Dr. Bressler connected her with Dr. John Lewis, a researcher in SUNY Downstate University. For the next year, Dr. Grunin worked in the lab running microbiology and genetic experiments on the vaccinia virus, the first virus used in vaccines for smallpox.

“It was my first experience with serious research and I loved it,” recounted Dr. Grunin. “When you’re a pre-med student you tend to not realize that there is more than one way to help a patient. There’s an incredible amount of work being done in so-called translational medicine, medicine developed from the lab that is then taken to the patient’s bedside. You can help millions of people. It was an entire branch of medical sciences that I never would have thought of.”

Dr. Bressler encouraged her to consider a Ph.D. instead of an M.D. “He was a real inspiration and role model for me,” said Dr. Grunin about Dr. Bressler.

During her time at LAS, Grunin helped relaunch the Science Journal of the Lander College of Arts and Sciences and worked as a physics tutor for undergraduate students. After graduating with a biology honors degree, Dr. Grunin moved to Israel to pursue a Ph.D. in human genetics at Hebrew University. She worked under Dr. Itay Chowers, the chairman of the ophthalmology department in Hadassah-Hebrew University Medical Center. Her research focused on the genetics and immunological biomarkers indicative of macular degeneration. 

During her time at Hebrew University, Dr. Grunin received a bevy of honors and scholarships, including becoming a Baroness Ariane de Rothschild Woman Doctoral Fellow, a prestigious fellowship given each year to only five doctoral candidates; and scholarships from the Foundation Fighting Blindness, the Landovsky Foundation and Hebrew University.

Her thesis focused on both the genetics of AMD and a subset of white blood cells and chemokine receptors involved in the condition.

“It was fascinating,” recalled Dr. Grunin about the experience. “I was thrown right into an amazing lab where I worked with the data of thousands of patients.”

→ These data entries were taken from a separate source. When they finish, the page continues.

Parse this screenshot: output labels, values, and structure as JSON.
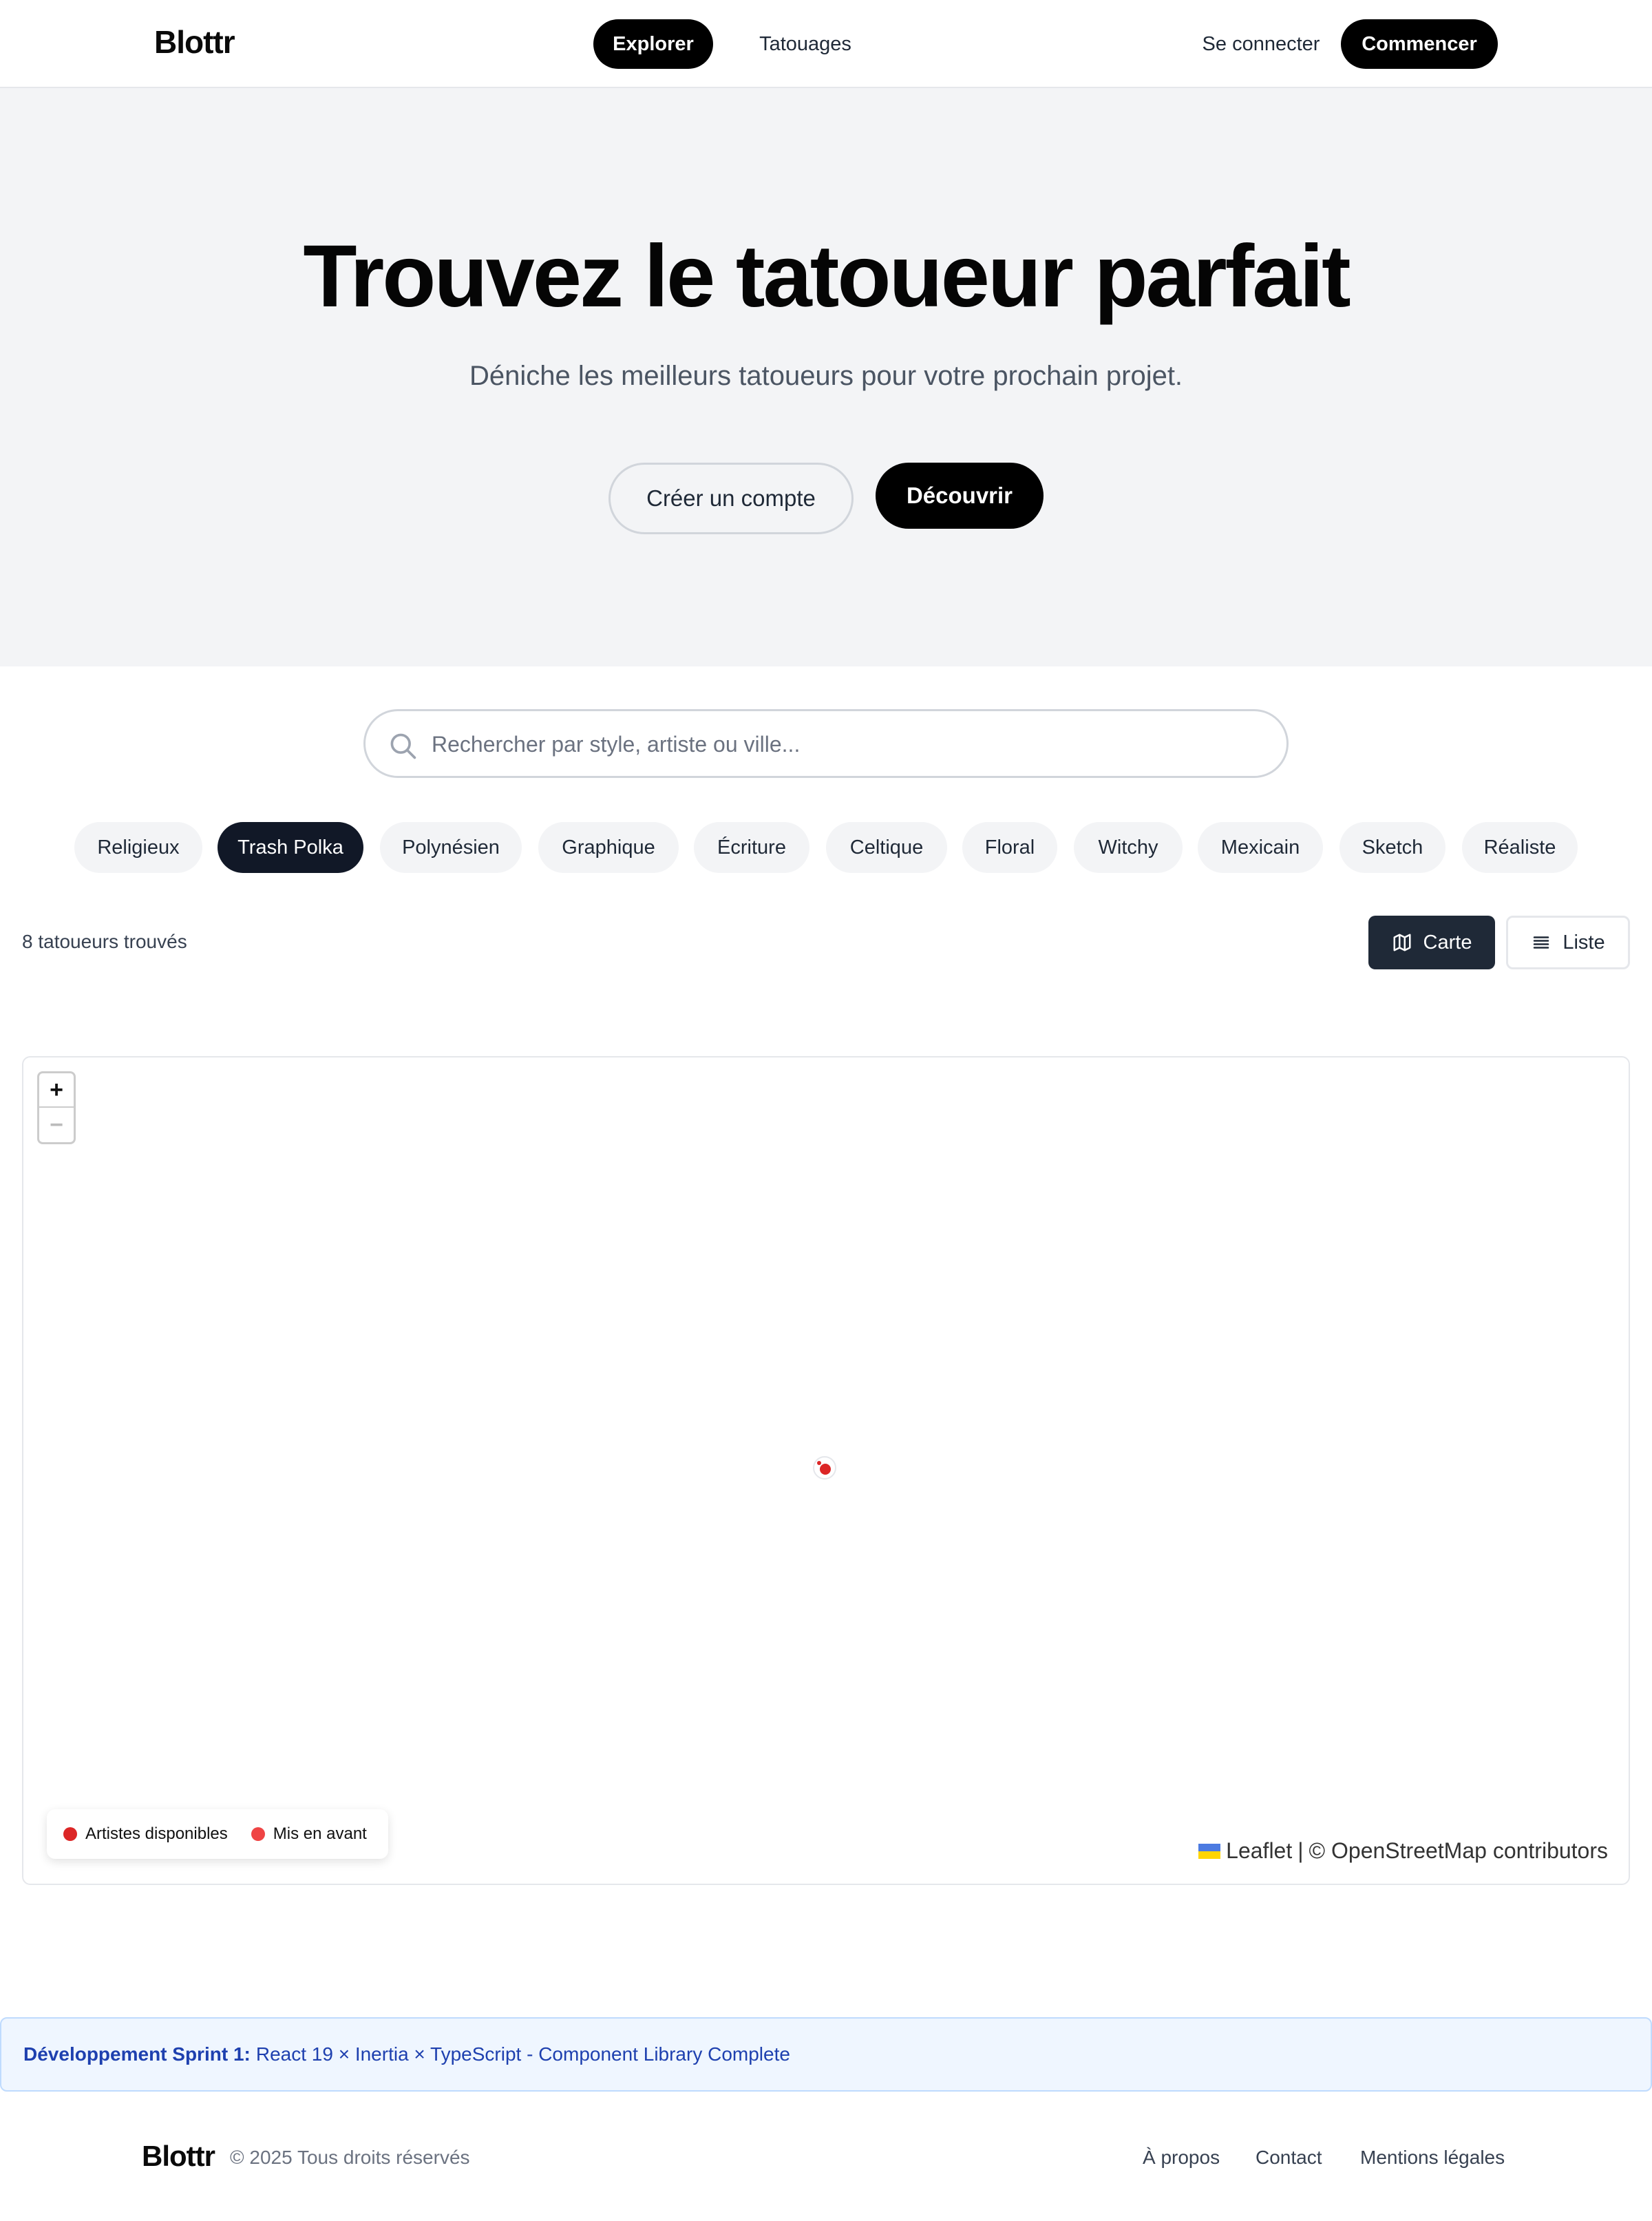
{
  "header": {
    "logo": "Blottr",
    "nav": {
      "explorer": "Explorer",
      "tatouages": "Tatouages"
    },
    "login": "Se connecter",
    "start": "Commencer"
  },
  "hero": {
    "title": "Trouvez le tatoueur parfait",
    "subtitle": "Déniche les meilleurs tatoueurs pour votre prochain projet.",
    "create_account": "Créer un compte",
    "discover": "Découvrir"
  },
  "search": {
    "placeholder": "Rechercher par style, artiste ou ville...",
    "icon": "search-icon"
  },
  "styles": {
    "items": [
      "Religieux",
      "Trash Polka",
      "Polynésien",
      "Graphique",
      "Écriture",
      "Celtique",
      "Floral",
      "Witchy",
      "Mexicain",
      "Sketch",
      "Réaliste"
    ],
    "selected": "Trash Polka"
  },
  "results": {
    "count_text": "8 tatoueurs trouvés",
    "view_map": "Carte",
    "view_list": "Liste",
    "active_view": "Carte"
  },
  "map": {
    "zoom_in": "+",
    "zoom_out": "−",
    "legend": {
      "available": "Artistes disponibles",
      "featured": "Mis en avant"
    },
    "attribution_leaflet": "Leaflet",
    "attribution_sep": "|",
    "attribution_osm": "© OpenStreetMap contributors"
  },
  "dev_banner": {
    "label": "Développement Sprint 1:",
    "text": "React 19 × Inertia × TypeScript - Component Library Complete"
  },
  "footer": {
    "logo": "Blottr",
    "copyright": "© 2025 Tous droits réservés",
    "links": [
      "À propos",
      "Contact",
      "Mentions légales"
    ]
  },
  "colors": {
    "primary": "#000000",
    "dark": "#111827",
    "hero_bg": "#f3f4f6",
    "marker_red": "#dc2626",
    "banner_blue": "#1e40af"
  }
}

She published several papers in leading journals about her research, including papers in Investigative Ophthalmology and Visual Sciences, Scientific Reports, and JAMA Ophthalmology. She joined the International AMD Genomics Consortium and was involved in their Nature Genetics study in 2016 that looked at over 30,000 people to discover the genetics of AMD. Dr. Grunin also investigated whether genetic factors can influence treatment response for AMD. Using a smaller part of the consortium’s data set, she performed the first and largest worldwide pharmacogenetics study for AMD, as well as a smaller genome-wide association study on AMD patients in Israel.

In 2014, while in the throes of her Ph.D. work, Dr. Grunin contacted Touro Israel and asked if they needed a science teacher. She helped design the organic chemistry and genetics labs and taught several courses, allowing the school to offer a complete course load of premed sciences.

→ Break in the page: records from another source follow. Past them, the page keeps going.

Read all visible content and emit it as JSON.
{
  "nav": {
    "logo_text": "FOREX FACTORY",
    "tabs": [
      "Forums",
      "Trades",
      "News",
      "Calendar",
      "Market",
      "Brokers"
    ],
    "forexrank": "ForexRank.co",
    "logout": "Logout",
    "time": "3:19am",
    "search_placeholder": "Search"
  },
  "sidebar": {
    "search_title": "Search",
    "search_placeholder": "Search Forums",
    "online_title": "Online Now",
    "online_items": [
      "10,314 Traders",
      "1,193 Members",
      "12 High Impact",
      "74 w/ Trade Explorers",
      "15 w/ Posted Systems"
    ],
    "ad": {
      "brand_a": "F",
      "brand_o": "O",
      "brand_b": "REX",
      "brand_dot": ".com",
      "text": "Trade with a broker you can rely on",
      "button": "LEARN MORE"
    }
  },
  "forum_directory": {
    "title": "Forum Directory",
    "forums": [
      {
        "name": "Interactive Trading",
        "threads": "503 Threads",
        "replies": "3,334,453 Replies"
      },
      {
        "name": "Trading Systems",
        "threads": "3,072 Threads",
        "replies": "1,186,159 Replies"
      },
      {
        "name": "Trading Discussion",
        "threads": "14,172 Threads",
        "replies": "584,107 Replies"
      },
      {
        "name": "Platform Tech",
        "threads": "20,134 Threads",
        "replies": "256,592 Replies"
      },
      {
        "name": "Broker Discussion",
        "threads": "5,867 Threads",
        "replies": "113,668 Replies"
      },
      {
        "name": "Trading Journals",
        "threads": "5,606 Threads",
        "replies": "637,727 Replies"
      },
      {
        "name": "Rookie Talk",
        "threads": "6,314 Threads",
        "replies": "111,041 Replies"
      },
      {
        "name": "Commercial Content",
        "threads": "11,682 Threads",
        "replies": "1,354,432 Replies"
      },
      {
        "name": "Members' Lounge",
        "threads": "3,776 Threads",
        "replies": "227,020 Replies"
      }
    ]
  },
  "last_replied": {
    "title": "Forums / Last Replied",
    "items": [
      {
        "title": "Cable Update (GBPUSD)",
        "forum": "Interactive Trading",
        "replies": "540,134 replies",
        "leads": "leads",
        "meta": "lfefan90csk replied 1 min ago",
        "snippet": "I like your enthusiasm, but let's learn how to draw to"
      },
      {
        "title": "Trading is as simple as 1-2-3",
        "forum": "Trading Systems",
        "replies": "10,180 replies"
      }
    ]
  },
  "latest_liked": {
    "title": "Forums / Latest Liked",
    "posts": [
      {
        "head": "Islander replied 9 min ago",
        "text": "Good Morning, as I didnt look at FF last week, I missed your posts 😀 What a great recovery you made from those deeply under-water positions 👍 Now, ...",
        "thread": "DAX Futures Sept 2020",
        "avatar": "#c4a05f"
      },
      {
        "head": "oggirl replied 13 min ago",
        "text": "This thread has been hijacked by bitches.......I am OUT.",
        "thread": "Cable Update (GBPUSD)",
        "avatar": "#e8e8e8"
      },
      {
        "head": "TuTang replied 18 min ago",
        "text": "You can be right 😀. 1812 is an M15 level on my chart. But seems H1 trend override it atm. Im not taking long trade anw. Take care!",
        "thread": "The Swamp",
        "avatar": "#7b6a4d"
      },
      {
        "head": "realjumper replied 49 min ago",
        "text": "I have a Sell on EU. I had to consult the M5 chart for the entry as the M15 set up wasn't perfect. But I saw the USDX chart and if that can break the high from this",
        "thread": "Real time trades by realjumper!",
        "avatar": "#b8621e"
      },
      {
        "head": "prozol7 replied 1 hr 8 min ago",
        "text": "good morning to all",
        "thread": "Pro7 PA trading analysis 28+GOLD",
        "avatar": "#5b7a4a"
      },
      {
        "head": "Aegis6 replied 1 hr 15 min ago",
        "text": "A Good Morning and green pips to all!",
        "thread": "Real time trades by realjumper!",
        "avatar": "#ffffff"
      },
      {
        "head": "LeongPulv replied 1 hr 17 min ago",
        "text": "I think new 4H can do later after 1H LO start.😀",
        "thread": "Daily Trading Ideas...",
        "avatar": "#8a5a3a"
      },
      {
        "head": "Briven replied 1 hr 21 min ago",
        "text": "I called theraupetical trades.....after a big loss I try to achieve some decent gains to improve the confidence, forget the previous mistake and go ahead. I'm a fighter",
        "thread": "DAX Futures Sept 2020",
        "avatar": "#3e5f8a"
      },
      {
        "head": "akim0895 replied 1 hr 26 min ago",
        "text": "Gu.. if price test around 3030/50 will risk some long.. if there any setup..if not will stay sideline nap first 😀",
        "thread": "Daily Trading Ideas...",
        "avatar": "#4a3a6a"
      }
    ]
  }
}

“I really loved teaching at Touro,” she said. “It was a phenomenal place to work and I was able to give back in a way, since Touro had done so much for me.”

Dr. Grunin sees herself as an ambassador of the sciences for women, and frum women in particular.

“I’m a proud Touro graduate and I want to inspire the next generation of women who want to go into sciences,” said Dr. Grunin. “There’s an especially pronounced lack of frum female scientists. Most frum women want jobs that are compatible with raising a family. I’m a scientist, and my friends are doctors and the amount of work we put in is much less than people think. After residency a doctor can work 2-3 shifts and they can support their family. For me as a researcher, I have a lot of flexibility as well.”

“Before I began Touro I didn’t know what researchers did. There weren’t any role models. I’m trying to change that.”